Alfredo Gangotena : une poésie sans frontière

L’œuvre d’Alfredo Gangotena n’appartient pas à un pays en particulier. Le poète a en effet réussi à créer une poésie sans frontière, allant jusqu’à questionner la notion même de nationalité.
Tout au long de sa carrière, Alfredo Gangotena sera passé de l’espagnol au français puis du français à l’espagnol, errant d’une langue à l’autre au fil de ses inspirations, entrant puis sortant de ces demeures linguistiques.

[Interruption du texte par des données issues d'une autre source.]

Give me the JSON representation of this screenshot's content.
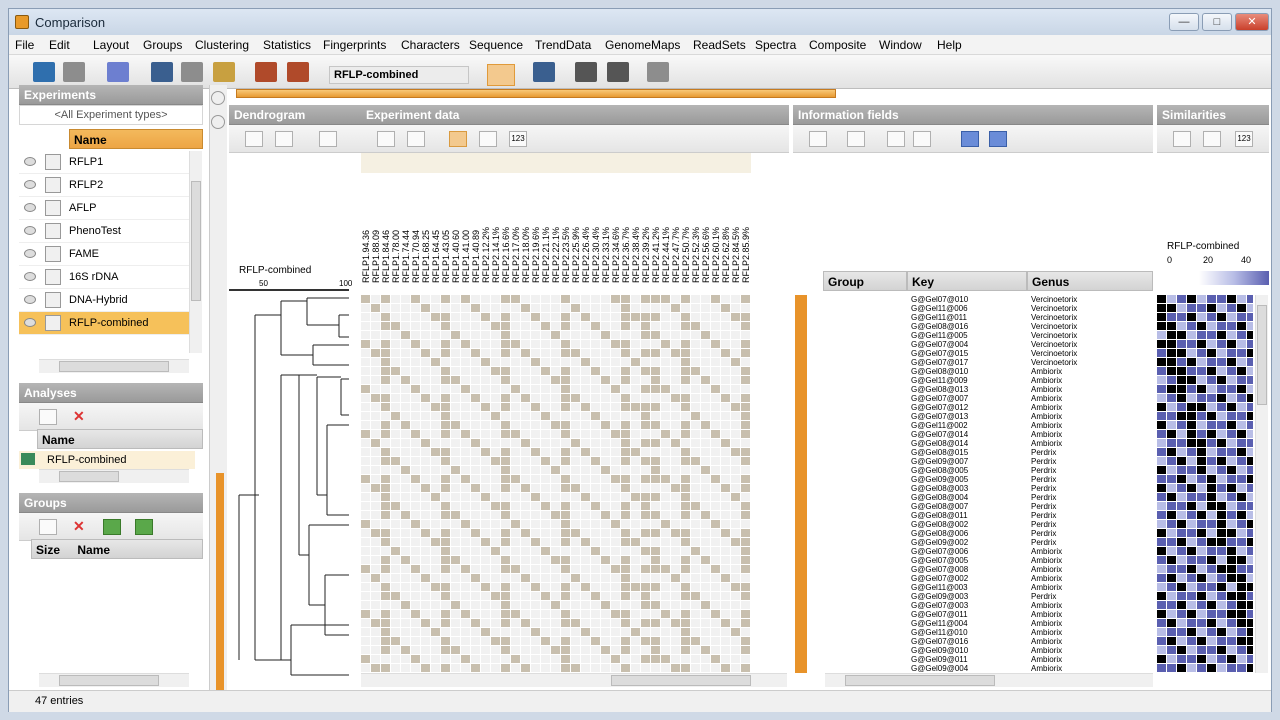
{
  "window": {
    "title": "Comparison"
  },
  "menu": [
    "File",
    "Edit",
    "Layout",
    "Groups",
    "Clustering",
    "Statistics",
    "Fingerprints",
    "Characters",
    "Sequence",
    "TrendData",
    "GenomeMaps",
    "ReadSets",
    "Spectra",
    "Composite",
    "Window",
    "Help"
  ],
  "toolbar": {
    "experiment_combo": "RFLP-combined"
  },
  "experiments": {
    "title": "Experiments",
    "filter": "<All Experiment types>",
    "col_name": "Name",
    "items": [
      "RFLP1",
      "RFLP2",
      "AFLP",
      "PhenoTest",
      "FAME",
      "16S rDNA",
      "DNA-Hybrid",
      "RFLP-combined"
    ],
    "selected_index": 7
  },
  "analyses": {
    "title": "Analyses",
    "col_name": "Name",
    "items": [
      "RFLP-combined"
    ]
  },
  "groups": {
    "title": "Groups",
    "col_size": "Size",
    "col_name": "Name"
  },
  "dendrogram": {
    "title": "Dendrogram",
    "label": "RFLP-combined",
    "scale_50": "50",
    "scale_100": "100"
  },
  "experiment_data": {
    "title": "Experiment data",
    "columns": [
      "RFLP1.94.36",
      "RFLP1.88.09",
      "RFLP1.84.46",
      "RFLP1.78.00",
      "RFLP1.74.44",
      "RFLP1.70.94",
      "RFLP1.68.25",
      "RFLP1.64.45",
      "RFLP1.43.05",
      "RFLP1.40.60",
      "RFLP1.41.00",
      "RFLP1.40.89",
      "RFLP2.12.2%",
      "RFLP2.14.1%",
      "RFLP2.16.6%",
      "RFLP2.17.0%",
      "RFLP2.18.0%",
      "RFLP2.19.6%",
      "RFLP2.21.1%",
      "RFLP2.22.1%",
      "RFLP2.23.5%",
      "RFLP2.25.9%",
      "RFLP2.26.4%",
      "RFLP2.30.4%",
      "RFLP2.33.1%",
      "RFLP2.34.6%",
      "RFLP2.36.7%",
      "RFLP2.38.4%",
      "RFLP2.39.2%",
      "RFLP2.41.2%",
      "RFLP2.44.1%",
      "RFLP2.47.7%",
      "RFLP2.50.7%",
      "RFLP2.52.3%",
      "RFLP2.56.6%",
      "RFLP2.60.1%",
      "RFLP2.62.8%",
      "RFLP2.84.5%",
      "RFLP2.85.9%"
    ]
  },
  "information_fields": {
    "title": "Information fields",
    "col_group": "Group",
    "col_key": "Key",
    "col_genus": "Genus",
    "rows": [
      [
        "G@Gel07@010",
        "Vercinoetorix"
      ],
      [
        "G@Gel11@006",
        "Vercinoetorix"
      ],
      [
        "G@Gel11@011",
        "Vercinoetorix"
      ],
      [
        "G@Gel08@016",
        "Vercinoetorix"
      ],
      [
        "G@Gel11@005",
        "Vercinoetorix"
      ],
      [
        "G@Gel07@004",
        "Vercinoetorix"
      ],
      [
        "G@Gel07@015",
        "Vercinoetorix"
      ],
      [
        "G@Gel07@017",
        "Vercinoetorix"
      ],
      [
        "G@Gel08@010",
        "Ambiorix"
      ],
      [
        "G@Gel11@009",
        "Ambiorix"
      ],
      [
        "G@Gel08@013",
        "Ambiorix"
      ],
      [
        "G@Gel07@007",
        "Ambiorix"
      ],
      [
        "G@Gel07@012",
        "Ambiorix"
      ],
      [
        "G@Gel07@013",
        "Ambiorix"
      ],
      [
        "G@Gel11@002",
        "Ambiorix"
      ],
      [
        "G@Gel07@014",
        "Ambiorix"
      ],
      [
        "G@Gel08@014",
        "Ambiorix"
      ],
      [
        "G@Gel08@015",
        "Perdrix"
      ],
      [
        "G@Gel09@007",
        "Perdrix"
      ],
      [
        "G@Gel08@005",
        "Perdrix"
      ],
      [
        "G@Gel09@005",
        "Perdrix"
      ],
      [
        "G@Gel08@003",
        "Perdrix"
      ],
      [
        "G@Gel08@004",
        "Perdrix"
      ],
      [
        "G@Gel08@007",
        "Perdrix"
      ],
      [
        "G@Gel08@011",
        "Perdrix"
      ],
      [
        "G@Gel08@002",
        "Perdrix"
      ],
      [
        "G@Gel08@006",
        "Perdrix"
      ],
      [
        "G@Gel09@002",
        "Perdrix"
      ],
      [
        "G@Gel07@006",
        "Ambiorix"
      ],
      [
        "G@Gel07@005",
        "Ambiorix"
      ],
      [
        "G@Gel07@008",
        "Ambiorix"
      ],
      [
        "G@Gel07@002",
        "Ambiorix"
      ],
      [
        "G@Gel11@003",
        "Ambiorix"
      ],
      [
        "G@Gel09@003",
        "Perdrix"
      ],
      [
        "G@Gel07@003",
        "Ambiorix"
      ],
      [
        "G@Gel07@011",
        "Ambiorix"
      ],
      [
        "G@Gel11@004",
        "Ambiorix"
      ],
      [
        "G@Gel11@010",
        "Ambiorix"
      ],
      [
        "G@Gel07@016",
        "Ambiorix"
      ],
      [
        "G@Gel09@010",
        "Ambiorix"
      ],
      [
        "G@Gel09@011",
        "Ambiorix"
      ],
      [
        "G@Gel09@004",
        "Ambiorix"
      ]
    ]
  },
  "similarities": {
    "title": "Similarities",
    "label": "RFLP-combined",
    "scale": [
      "0",
      "20",
      "40"
    ]
  },
  "status": {
    "entries": "47 entries"
  },
  "colors": {
    "accent": "#e8932a",
    "selection": "#f6c15a",
    "band": "#c8bfae",
    "sim_high": "#000000",
    "sim_mid": "#5a5fb0",
    "sim_low": "#b8bde6"
  }
}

A travers son œuvre, on comprend que chez lui, ces deux langues ne s’excluent pas mais se complètent. Le poète en arrive parfois à se traduire lui-même en modifiant l’original et en créant un jeu étrange dans lequel poète et traducteur sont une même personne.
L’œuvre d’Alfredo Gangotena est un véritable symbole de mixité linguistique dans la poésie, savant équilibre entre deux langues, deux cultures et deux expériences du monde différentes.